In Roman ages, Emperors Julius Caesar, Caligula, and Nero made similar plans but with no avail due to political and military unrest in Rome. The next step was taken by Herodes Atticus, but again without consequence. In more recent eras, Governor Kapodistrias attempted to promote the project, but the amount of 40 million Francs needed as an expense was not ascertained and so his effort was abandoned.

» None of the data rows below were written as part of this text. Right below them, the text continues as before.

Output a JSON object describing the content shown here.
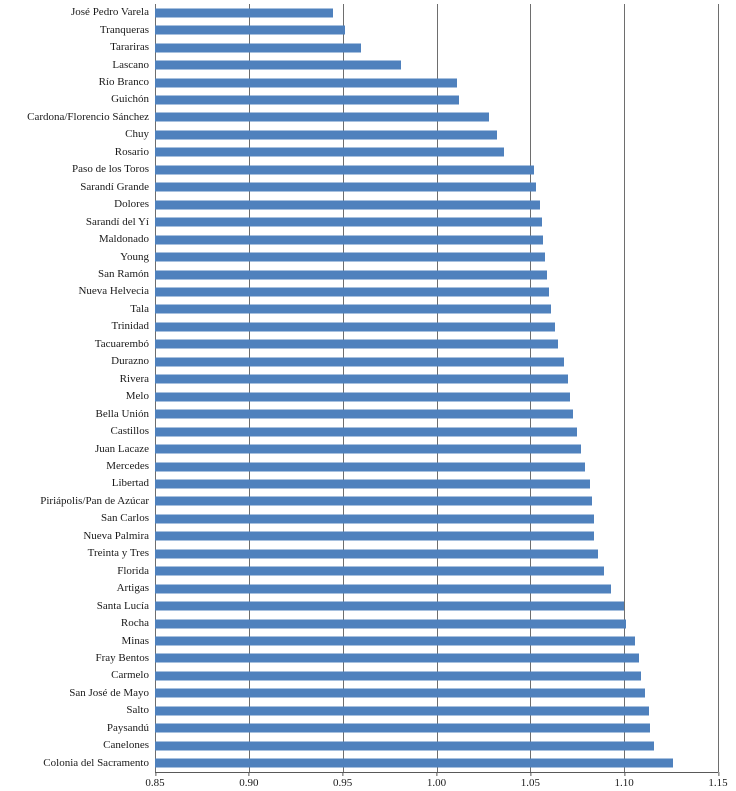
{
  "chart_data": {
    "type": "bar",
    "orientation": "horizontal",
    "title": "",
    "xlabel": "",
    "ylabel": "",
    "grid": true,
    "bar_color": "#4f81bd",
    "gridline_color": "#6e6e6e",
    "xlim": [
      0.85,
      1.15
    ],
    "xticks": [
      0.85,
      0.9,
      0.95,
      1.0,
      1.05,
      1.1,
      1.15
    ],
    "xtick_labels": [
      "0.85",
      "0.90",
      "0.95",
      "1.00",
      "1.05",
      "1.10",
      "1.15"
    ],
    "categories": [
      "José Pedro Varela",
      "Tranqueras",
      "Tarariras",
      "Lascano",
      "Río Branco",
      "Guichón",
      "Cardona/Florencio Sánchez",
      "Chuy",
      "Rosario",
      "Paso de los Toros",
      "Sarandí Grande",
      "Dolores",
      "Sarandí del Yí",
      "Maldonado",
      "Young",
      "San Ramón",
      "Nueva Helvecia",
      "Tala",
      "Trinidad",
      "Tacuarembó",
      "Durazno",
      "Rivera",
      "Melo",
      "Bella Unión",
      "Castillos",
      "Juan Lacaze",
      "Mercedes",
      "Libertad",
      "Piriápolis/Pan de Azúcar",
      "San Carlos",
      "Nueva Palmira",
      "Treinta y Tres",
      "Florida",
      "Artigas",
      "Santa Lucía",
      "Rocha",
      "Minas",
      "Fray Bentos",
      "Carmelo",
      "San José de Mayo",
      "Salto",
      "Paysandú",
      "Canelones",
      "Colonia del Sacramento"
    ],
    "values": [
      0.945,
      0.951,
      0.96,
      0.981,
      1.011,
      1.012,
      1.028,
      1.032,
      1.036,
      1.052,
      1.053,
      1.055,
      1.056,
      1.057,
      1.058,
      1.059,
      1.06,
      1.061,
      1.063,
      1.065,
      1.068,
      1.07,
      1.071,
      1.073,
      1.075,
      1.077,
      1.079,
      1.082,
      1.083,
      1.084,
      1.084,
      1.086,
      1.089,
      1.093,
      1.1,
      1.101,
      1.106,
      1.108,
      1.109,
      1.111,
      1.113,
      1.114,
      1.116,
      1.126
    ]
  }
}
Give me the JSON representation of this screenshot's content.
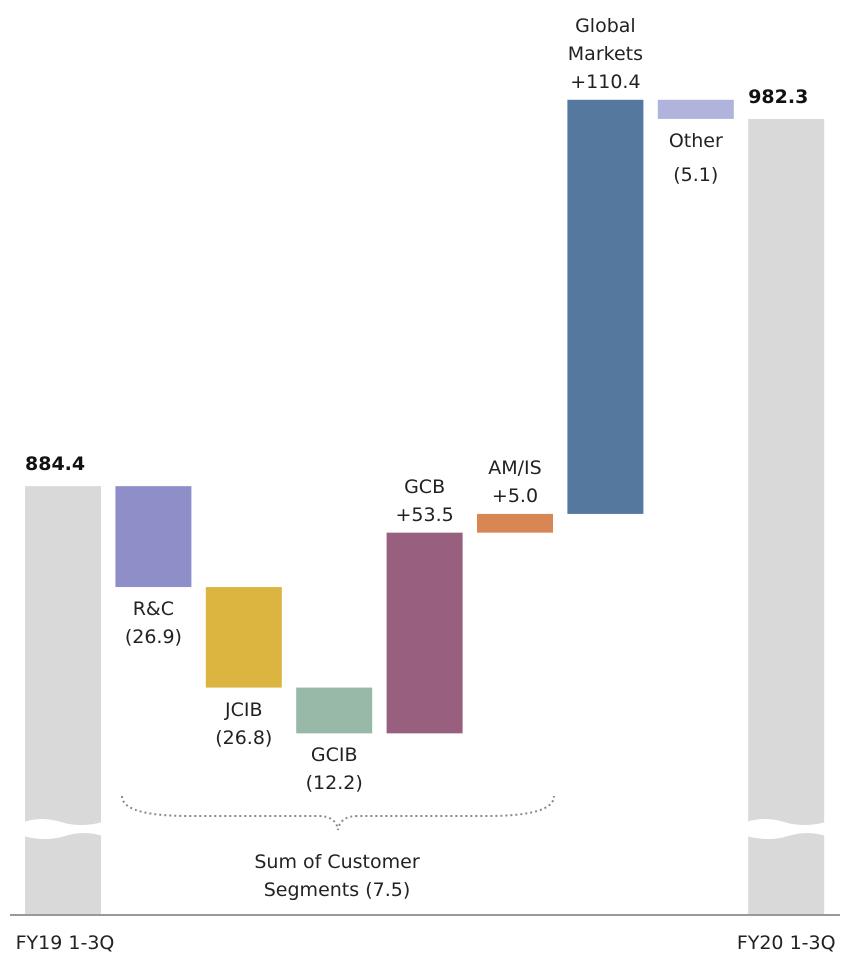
{
  "chart_data": {
    "type": "waterfall",
    "categories": [
      "FY19 1-3Q",
      "R&C",
      "JCIB",
      "GCIB",
      "GCB",
      "AM/IS",
      "Global Markets",
      "Other",
      "FY20 1-3Q"
    ],
    "measures": [
      "total",
      "relative",
      "relative",
      "relative",
      "relative",
      "relative",
      "relative",
      "relative",
      "total"
    ],
    "values": [
      884.4,
      -26.9,
      -26.8,
      -12.2,
      53.5,
      5.0,
      110.4,
      -5.1,
      982.3
    ],
    "value_labels": [
      "884.4",
      "(26.9)",
      "(26.8)",
      "(12.2)",
      "+53.5",
      "+5.0",
      "+110.4",
      "(5.1)",
      "982.3"
    ],
    "colors": [
      "#d9d9d9",
      "#8e8fc8",
      "#dcb440",
      "#98b8a8",
      "#98607e",
      "#d98655",
      "#55789e",
      "#b0b3dc",
      "#d9d9d9"
    ],
    "ylim": [
      793,
      1014
    ],
    "annotation": "Sum of Customer Segments (7.5)"
  }
}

Finally, the construction of the canal commenced in April 1882 by the company of the Hungarian General Tyrr, yet was completed by the company of Andreas Syngrou.
The Corinth Canal was inaugurated on July 25th, 1893. The channel is 6,346 m long, 24,6 m wide at sea level, 21,3 m at its bottom, while its depth is 7,50 to 8 m.
The canal attracts countless tourists every year, as it is considered one of the most popular attractions in Greece. One can further admire the sinking bridge that connects Corinth with Loutraki. The bridge facilitates the movement of vehicles up to 3 tons and lowers every time a ship has to cross the Canal. Visitors can make the crossing of the canal as well as perform various sports such as bungee jumping from a platform 80 meters high at the bottom of the tourist bridge of Corinth, surfing, swimming competitions, canoeing, and various other activities comparable to the season.
Note that it is worth visiting the Archeological Museum of Isthmia. It is a small but specialized gallery located in the settlement of Kyra Vrysi Isthmia. It was constructed by the architect Pavlos Mylonas in 1970 and opened its gates in 1978. The museum includes exhibits from the findings of the Sanctuary of Poseidon, the Sanctuary of Palaemon, the Ancient Port of Kechrea, and the Hellenistic settlement of Rachi.